Abstract
In order to produce dependable results, the output of models must be carefully evaluated and compared to the experimental data. One of the main goals of analyzing a model is understanding the effect of input factors on the model output. This task is carried out using a methodology known as sensitivity analysis. The analysis of Individual-based Models is hindered by the lack of simple tools allowing a complete and throughout evaluation without much effort. This kind of models tends to have a high level of complexity and the manual execution of a large experimental setup is generally not a feasible choice. Thus, it is required that model evaluation should ideally be simple and robust without demanding a high level of knowledge from modelers. In this work we present the RRepast, an open source GNU R package for executing, calibrating and analyzing Repast Symphony models directly from the R environment.
I. INTRODUCTION
The individual-based modeling is being established progressively as a main-stream and valuable tool for modeling complex processes in many distinct areas of knowledge, ranging from social science, economics to any flavor of computational and systems science such as biology, ecology and so on [1].The reason is, amongst other things, the relative ease with which detailed structural information can be incorporated into a model without the constraints of other methodologies [2].Nonetheless, the possibility of incorporating many details comes with the cost of models with a high complexity level, containing many rules and parameters for which the exact values are, in many cases, hard or impossible to determine experimentally, that is what is know as parameter uncertainty.
Model calibration is the task of estimate the set of values for input parameters of some simulation model which provides the best fitting to any empirical data set available for the system under study [3]. The estimation of acceptable values for the parameters of Individual-based Models and the analysis of uncertainty, requires specialized techniques which are complex and computationally demanding. One of the objectives of these methods are understand the relative impact of input parameters on the overall model outcomes. According to [4] most of Individual-based models published tends to omit the systematic calibration and sensitivity analysis tasks, chiefly due to the fact that modelers practitioners do not have the specific knowledge to implement or simply use the required methods. Therefore, it seems to be clear, that the availability of simple and user friendly tools for experiment design and analysis would help modelers to improve the formal quality of their models.
The Repast Symphony framework is a fast and flexible java-based environment with some built-in facilities for batching and parameter sweeping [5], widely used in many fields for building individual-based simulation models ([6], [7], [8]). Repast also has support for running GNU R ([9], [10]) from inside the framework user interface but until now it has not feasible to run Repast models from R environment for controlling model in order to implement experimental designs, parameter calibration and sensitivity analysis, therefore hindering a throughout and comprehensive verification of Individual-based models.
In addition, the real value of a computational model depends much on the ability of other researchers to reproduce and enhance the results elsewhere; in other words results must be reproducible. Hence, in order to achieve reproducibility, research methods should be stated clearly and should preferentially being backed by standard methods and software tools. In the following sections we will describe the RRepast package functionalities, the most significant API elements, as well as a worked example for illustrating the basic use case of the package.
II. THE RRepast PACKAGE
The RRepast1 is an ongoing open source project developed primarily for invoking Repast Symphony models from inside GNU R environment. Additionally the package has other features for making the analysis of Individual-based models developed with Repast, extremely straightforward.

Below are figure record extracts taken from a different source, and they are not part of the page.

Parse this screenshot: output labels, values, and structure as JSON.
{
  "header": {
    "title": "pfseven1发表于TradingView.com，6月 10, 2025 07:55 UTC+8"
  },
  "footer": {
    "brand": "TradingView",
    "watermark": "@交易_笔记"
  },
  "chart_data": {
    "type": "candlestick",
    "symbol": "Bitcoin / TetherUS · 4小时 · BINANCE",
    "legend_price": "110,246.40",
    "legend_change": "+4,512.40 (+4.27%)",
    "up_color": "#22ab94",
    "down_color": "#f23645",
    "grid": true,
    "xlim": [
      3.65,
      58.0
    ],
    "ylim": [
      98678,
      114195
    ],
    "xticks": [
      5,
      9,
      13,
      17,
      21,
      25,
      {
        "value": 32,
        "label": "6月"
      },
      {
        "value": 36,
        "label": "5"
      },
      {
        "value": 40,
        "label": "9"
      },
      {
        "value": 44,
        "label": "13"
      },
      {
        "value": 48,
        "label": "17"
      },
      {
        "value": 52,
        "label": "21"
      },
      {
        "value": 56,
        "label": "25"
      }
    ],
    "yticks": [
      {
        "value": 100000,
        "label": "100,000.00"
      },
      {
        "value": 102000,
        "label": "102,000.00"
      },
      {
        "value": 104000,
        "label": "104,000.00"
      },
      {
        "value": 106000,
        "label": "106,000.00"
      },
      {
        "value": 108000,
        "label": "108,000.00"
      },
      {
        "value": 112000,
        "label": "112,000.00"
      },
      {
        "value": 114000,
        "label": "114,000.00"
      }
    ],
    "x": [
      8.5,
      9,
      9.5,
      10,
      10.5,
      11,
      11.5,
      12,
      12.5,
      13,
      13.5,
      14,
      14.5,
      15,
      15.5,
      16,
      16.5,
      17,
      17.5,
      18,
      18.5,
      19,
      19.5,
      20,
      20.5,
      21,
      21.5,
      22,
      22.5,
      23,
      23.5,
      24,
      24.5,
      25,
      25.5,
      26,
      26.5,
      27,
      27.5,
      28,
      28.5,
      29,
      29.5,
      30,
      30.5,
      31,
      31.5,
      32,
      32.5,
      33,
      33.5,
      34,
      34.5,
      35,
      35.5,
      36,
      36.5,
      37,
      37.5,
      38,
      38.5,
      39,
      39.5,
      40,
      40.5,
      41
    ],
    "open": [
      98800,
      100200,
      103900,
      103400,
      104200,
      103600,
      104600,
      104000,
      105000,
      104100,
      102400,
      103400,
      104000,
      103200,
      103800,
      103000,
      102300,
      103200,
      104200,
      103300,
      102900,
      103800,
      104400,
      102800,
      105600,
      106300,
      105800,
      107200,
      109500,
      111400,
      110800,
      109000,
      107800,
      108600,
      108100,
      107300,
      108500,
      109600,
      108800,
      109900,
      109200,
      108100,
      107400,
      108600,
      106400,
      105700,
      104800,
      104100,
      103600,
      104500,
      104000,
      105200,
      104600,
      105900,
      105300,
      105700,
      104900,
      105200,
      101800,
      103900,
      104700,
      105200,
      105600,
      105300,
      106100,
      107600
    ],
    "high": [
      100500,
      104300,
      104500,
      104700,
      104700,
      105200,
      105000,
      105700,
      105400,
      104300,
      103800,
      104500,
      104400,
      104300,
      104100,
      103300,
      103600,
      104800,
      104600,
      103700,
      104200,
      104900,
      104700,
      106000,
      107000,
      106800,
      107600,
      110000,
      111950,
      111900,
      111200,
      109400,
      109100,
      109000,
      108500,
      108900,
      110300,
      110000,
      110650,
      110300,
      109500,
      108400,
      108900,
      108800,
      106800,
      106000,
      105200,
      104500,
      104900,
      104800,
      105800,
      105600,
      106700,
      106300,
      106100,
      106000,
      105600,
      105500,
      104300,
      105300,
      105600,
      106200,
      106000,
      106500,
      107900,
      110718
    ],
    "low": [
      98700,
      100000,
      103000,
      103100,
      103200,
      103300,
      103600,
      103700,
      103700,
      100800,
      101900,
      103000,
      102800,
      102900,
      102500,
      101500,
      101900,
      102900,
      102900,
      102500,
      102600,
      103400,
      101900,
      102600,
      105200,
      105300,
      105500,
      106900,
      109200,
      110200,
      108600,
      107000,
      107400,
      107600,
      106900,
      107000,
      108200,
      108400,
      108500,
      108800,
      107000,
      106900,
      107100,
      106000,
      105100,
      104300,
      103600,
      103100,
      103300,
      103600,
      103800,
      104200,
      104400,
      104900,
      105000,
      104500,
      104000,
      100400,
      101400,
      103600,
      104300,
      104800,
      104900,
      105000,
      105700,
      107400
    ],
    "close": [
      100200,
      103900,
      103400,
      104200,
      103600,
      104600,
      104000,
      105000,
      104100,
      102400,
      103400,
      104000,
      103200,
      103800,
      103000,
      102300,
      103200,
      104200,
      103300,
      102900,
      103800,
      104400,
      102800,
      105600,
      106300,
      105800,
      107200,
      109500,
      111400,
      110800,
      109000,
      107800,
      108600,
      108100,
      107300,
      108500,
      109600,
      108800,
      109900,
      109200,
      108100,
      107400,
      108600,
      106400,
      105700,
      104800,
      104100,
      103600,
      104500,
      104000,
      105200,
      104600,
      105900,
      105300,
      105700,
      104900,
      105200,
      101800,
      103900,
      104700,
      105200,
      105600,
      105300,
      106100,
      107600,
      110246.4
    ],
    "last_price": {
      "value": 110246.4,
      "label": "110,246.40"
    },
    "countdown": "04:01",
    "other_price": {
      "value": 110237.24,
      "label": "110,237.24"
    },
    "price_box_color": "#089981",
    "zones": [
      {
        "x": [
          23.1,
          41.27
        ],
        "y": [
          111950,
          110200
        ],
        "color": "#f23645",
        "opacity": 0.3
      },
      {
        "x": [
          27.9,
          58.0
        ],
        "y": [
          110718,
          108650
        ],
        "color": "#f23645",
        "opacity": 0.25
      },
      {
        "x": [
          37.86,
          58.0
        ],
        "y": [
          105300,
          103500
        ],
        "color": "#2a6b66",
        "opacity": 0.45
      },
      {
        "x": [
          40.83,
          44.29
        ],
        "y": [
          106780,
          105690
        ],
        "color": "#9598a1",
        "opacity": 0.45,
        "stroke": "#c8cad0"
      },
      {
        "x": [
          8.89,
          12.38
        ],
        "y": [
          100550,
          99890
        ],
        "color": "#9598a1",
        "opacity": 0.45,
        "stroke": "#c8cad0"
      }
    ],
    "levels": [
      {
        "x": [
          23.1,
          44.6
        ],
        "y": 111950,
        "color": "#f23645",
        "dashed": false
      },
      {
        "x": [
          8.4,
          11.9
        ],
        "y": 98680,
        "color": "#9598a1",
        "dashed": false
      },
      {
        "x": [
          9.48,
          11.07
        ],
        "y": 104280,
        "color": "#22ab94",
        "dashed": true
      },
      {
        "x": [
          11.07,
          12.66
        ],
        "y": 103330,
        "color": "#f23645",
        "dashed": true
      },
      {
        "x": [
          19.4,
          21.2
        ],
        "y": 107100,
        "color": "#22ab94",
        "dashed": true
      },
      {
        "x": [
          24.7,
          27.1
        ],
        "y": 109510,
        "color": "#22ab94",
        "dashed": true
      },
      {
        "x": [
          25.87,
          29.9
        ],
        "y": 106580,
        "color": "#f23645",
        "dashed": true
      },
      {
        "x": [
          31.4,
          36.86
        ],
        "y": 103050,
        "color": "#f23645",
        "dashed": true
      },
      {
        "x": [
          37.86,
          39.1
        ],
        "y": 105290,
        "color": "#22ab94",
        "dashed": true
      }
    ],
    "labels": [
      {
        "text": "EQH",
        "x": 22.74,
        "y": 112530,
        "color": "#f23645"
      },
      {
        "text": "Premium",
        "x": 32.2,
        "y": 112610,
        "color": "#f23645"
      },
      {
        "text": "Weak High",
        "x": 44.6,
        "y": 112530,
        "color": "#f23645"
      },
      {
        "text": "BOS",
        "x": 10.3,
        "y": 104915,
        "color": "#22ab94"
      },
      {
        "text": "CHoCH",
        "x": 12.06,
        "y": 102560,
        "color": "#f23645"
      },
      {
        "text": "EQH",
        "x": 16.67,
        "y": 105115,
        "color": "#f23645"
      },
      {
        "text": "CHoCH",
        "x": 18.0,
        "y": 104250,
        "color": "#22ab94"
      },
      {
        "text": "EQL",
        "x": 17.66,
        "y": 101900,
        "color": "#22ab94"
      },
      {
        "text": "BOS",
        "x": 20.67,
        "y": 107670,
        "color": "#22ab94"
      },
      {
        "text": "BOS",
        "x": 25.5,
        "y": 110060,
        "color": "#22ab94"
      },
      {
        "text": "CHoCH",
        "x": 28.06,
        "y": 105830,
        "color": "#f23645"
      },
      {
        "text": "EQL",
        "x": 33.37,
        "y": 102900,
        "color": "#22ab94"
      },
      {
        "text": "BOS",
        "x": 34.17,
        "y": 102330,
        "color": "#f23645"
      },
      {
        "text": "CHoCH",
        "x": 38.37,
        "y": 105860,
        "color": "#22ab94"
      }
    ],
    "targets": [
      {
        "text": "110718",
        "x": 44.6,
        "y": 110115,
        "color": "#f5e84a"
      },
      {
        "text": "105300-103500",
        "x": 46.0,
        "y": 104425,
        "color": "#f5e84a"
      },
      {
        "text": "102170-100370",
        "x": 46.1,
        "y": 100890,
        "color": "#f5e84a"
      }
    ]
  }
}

The package has two main groups of functions: the first, directly related to the integration of Repast Symphony with R, allowing the instantiation, execution and control of a model execution, as well as, gathering model output generated by any aggregated dataset defined into Repast model [11]. The second group of features exposes a complete set of methods for parameter calibration and for performing sensitivity analysis methods without much effort, also including functions for most common experimental design setups.
The first group of methods, are in turn subdivided into low and high level calls. The first type of them are the functions prefixed with the [Engine] keyword which wraps the calls to the java subsystem using the rJava package [12]. These functions are not intended for general use, instead the users should the high level calls which include, the calls depicted in the Table I.
The basic RRepast API Functions. These functions are used for loading, modifying the default parameters defined for model and for running the simulation.
The second group of functions inside the package contains low level functions for the design of experiments [13] by the user, as well as, high level methods which are the recommended entry point for the generation of experiments with the model. All of these high level functions have their names prefixed with the "Easy" keyword. The Easy API are designed to perform a complete and complex task with just one function call. Some of these functions are shown in the Table II and the current Easy API methods are presented in Table III.
The Experimental Setup API functions. These functions are used for experimental design, parameter calibration and sensitivity analysis.
The easy API functions. These functions are the preferred entry point for the eventual users. These "Easy" functions lump together a complete experiment task in just one call, reducing the coding needs to the minimum.
III. RRepast IN ACTION
In this section we will provide some small examples on how to use the RRepast package for running Repast models and analyzing the data produced. In order to get the model running from R code, some minimal steps must be carried out before calling Repast code.
1) Build an installer and install the Repast model.
2) Add the rrepast-integration.jar file, included in RRepast distribution, to the lib directory of the installed Repast model.
3) Add the integration configuration to scenario file in the. rs directory of the installed model. The integration consists in the following code: <model.initializer dass="org.haldane.rrepast.ModelImtializerBmker"/>
Once the previous steps are completed we are ready for running the model. The minimal code to execute the model is presented in Figure 1
The minimal code for running a Repast model from R. The Boolean value in Model() tells RRepast to auto load the model’s scenario.
In addition to the basic functionality for loading and running a model and retrieving the complete output of any dataset defined in the Repast model, the package contains an implementation of common techniques for screening and global sensitivity analysis as well as for verifying the stability of output variables. These functionalities are readily accessible, requiring very few lines of code. In the simplest case the modeler only has to complete three tasks for getting the experiment done. The first one is to define a calibration function. The calibration function must return zero for the best fit and a other number greater than zero otherwise. How the criteria are implemented is up to the modeler. That function is called internally by RRepast and has a specific format. The parameters passed to the function are the current set parameter used and the complete content of Model dataset output. The function must return a cbind() containing all individual criteria and optionally the sum of individual criteria.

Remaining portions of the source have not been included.